U.S. Retirement Plan Assets Doubled in Last Decade

Retirement plan assets in the U.S. have nearly doubled in value since 1997, according to Watson Wyatt Worldwide’s 2008 Global Pensions Asset Study.

A press release said the study found that assets in U.S. pension funds, 401(k)s, individual retirement accounts (IRAs), and other retirement savings vehicles have increased from $7.9 trillion in 1997 to $15 trillion in 2007.

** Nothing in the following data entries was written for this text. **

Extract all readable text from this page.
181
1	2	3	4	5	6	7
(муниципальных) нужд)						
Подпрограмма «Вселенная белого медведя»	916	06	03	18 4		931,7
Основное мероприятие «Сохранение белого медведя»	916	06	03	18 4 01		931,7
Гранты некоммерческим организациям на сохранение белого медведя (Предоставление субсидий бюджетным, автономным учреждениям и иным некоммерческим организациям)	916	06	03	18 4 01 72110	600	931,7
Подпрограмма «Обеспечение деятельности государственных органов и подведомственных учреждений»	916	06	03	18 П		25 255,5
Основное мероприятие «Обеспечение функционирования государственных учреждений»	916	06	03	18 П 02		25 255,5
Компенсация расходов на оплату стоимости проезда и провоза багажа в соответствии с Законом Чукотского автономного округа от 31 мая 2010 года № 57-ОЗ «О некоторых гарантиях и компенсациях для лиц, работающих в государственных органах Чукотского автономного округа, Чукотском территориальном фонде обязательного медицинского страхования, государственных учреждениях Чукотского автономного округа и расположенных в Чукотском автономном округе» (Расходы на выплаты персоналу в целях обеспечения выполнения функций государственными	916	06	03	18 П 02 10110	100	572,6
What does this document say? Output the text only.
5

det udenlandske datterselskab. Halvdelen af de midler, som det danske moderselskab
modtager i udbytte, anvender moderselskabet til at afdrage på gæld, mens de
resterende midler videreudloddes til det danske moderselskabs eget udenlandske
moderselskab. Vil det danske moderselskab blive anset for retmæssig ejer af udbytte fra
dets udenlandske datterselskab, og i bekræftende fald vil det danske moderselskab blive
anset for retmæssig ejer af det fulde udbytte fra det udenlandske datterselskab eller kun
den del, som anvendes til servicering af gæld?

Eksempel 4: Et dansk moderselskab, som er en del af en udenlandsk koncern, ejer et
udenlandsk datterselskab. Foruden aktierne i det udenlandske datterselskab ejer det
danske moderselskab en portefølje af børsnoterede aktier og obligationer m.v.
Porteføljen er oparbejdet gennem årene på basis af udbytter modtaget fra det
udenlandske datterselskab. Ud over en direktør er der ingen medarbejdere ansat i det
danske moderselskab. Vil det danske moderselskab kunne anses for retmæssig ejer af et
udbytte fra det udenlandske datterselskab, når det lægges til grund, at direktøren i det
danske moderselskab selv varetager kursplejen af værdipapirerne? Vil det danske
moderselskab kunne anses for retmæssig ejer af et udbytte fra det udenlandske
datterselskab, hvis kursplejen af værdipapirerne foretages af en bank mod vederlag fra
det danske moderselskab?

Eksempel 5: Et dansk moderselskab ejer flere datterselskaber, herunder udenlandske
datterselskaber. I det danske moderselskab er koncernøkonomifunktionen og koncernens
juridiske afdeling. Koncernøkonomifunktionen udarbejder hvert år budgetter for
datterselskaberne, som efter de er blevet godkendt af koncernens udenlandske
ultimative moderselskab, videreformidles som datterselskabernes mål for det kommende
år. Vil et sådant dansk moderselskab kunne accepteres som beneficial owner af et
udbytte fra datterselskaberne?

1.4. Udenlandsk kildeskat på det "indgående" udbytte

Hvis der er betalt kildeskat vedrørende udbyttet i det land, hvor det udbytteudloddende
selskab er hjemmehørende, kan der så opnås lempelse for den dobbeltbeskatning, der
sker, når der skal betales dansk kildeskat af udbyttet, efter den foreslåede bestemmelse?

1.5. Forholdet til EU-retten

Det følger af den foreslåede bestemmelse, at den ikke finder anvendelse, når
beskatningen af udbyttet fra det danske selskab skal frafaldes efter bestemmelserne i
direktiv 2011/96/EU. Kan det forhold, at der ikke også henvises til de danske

Growth rates for retirement assets worldwide began slowing in 2007, Watson Wyatt said. In the 11 countries with the largest workplace retirement systems, the estimated growth rate for retirement assets was only 2% in 2007 – a significant decrease from the 10.5% growth rate for the five-year period ending in 2007 and from the 7.4% per annum growth of the prior 10 years.

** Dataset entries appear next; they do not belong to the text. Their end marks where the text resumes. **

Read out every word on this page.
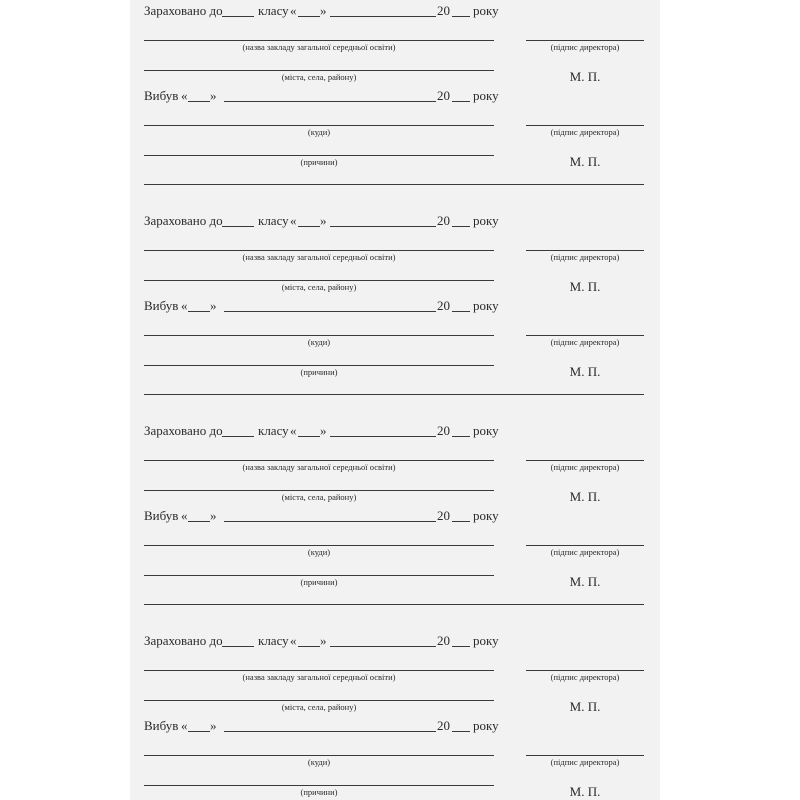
Зараховано до	класу « »	20 року
(назва закладу загальної середньої освіти)	(підпис директора)
(міста, села, району)	М. П.
Вибув « »	20 року
(куди)	(підпис директора)
(причини)	М. П.
Зараховано до	класу « »	20 року
(назва закладу загальної середньої освіти)	(підпис директора)
(міста, села, району)	М. П.
Вибув « »	20 року
(куди)	(підпис директора)
(причини)	М. П.
Зараховано до	класу « »	20 року
(назва закладу загальної середньої освіти)	(підпис директора)
(міста, села, району)	М. П.
Вибув « »	20 року
(куди)	(підпис директора)
(причини)	М. П.
Зараховано до	класу « »	20 року
(назва закладу загальної середньої освіти)	(підпис директора)
(міста, села, району)	М. П.
Вибув « »	20 року
(куди)	(підпис директора)
(причини)	М. П.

However, U.S. short-term returns were better, with retirement assets growing 8.3% in 2007 and 10.9% over five years. U.S. retirement assets make up an estimated 60% of assets in the 11 countries, although the U.S. share has been declining slowly.

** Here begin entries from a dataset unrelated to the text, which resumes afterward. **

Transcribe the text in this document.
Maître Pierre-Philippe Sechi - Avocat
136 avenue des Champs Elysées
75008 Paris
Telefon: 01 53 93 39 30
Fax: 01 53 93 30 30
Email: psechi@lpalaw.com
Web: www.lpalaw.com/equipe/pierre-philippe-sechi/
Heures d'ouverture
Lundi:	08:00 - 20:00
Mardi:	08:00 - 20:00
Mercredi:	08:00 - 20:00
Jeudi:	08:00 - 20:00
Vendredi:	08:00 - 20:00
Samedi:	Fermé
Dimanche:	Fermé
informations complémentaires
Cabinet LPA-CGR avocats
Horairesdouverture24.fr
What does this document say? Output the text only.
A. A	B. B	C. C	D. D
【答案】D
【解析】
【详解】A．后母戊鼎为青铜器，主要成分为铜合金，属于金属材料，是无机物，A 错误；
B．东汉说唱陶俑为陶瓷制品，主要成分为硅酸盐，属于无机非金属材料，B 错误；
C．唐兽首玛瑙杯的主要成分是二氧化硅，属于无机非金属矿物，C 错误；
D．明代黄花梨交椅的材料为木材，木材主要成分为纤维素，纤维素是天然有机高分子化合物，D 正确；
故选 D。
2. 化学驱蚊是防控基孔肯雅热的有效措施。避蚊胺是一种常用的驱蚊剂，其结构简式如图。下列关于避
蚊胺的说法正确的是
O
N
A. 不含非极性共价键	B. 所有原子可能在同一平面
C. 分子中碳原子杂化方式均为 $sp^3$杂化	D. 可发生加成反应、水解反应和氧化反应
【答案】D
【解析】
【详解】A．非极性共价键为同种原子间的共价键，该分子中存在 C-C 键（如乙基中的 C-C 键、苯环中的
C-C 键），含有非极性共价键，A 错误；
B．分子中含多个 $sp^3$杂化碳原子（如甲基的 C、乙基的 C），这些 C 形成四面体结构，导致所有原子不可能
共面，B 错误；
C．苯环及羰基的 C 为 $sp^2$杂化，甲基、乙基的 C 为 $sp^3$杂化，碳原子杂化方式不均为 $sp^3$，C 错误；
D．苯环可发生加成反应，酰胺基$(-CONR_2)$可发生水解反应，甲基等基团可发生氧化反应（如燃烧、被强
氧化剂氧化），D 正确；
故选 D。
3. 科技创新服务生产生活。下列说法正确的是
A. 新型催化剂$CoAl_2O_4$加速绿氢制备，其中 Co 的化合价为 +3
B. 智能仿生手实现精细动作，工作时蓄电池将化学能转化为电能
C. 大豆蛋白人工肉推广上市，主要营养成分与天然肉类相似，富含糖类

In the United States, most retirement plan assets (59%) are invested in equities, while less than a quarter (23%) are in bonds, and 17% in alternative assets, including hedge funds, private equity, real estate, commodities, and infrastructure. The amount of assets invested in equities has remained relatively stable over the last 10 years, but the portion in alternative investments has grown from 9% in 1997 and the share in bonds has declined from 33% in 1997.

Over the last 10 years, in the U.S. the share of retirement plan assets in defined contribution plans such as 401(k)s and individual retirement accounts has increased from 47% to 56%.

The Global Pension Assets Study analyzes retirement plan assets in the United States, Australia, Canada, France, Germany, Hong Kong, Ireland, Japan, Netherlands, Switzerland, and the United Kingdom.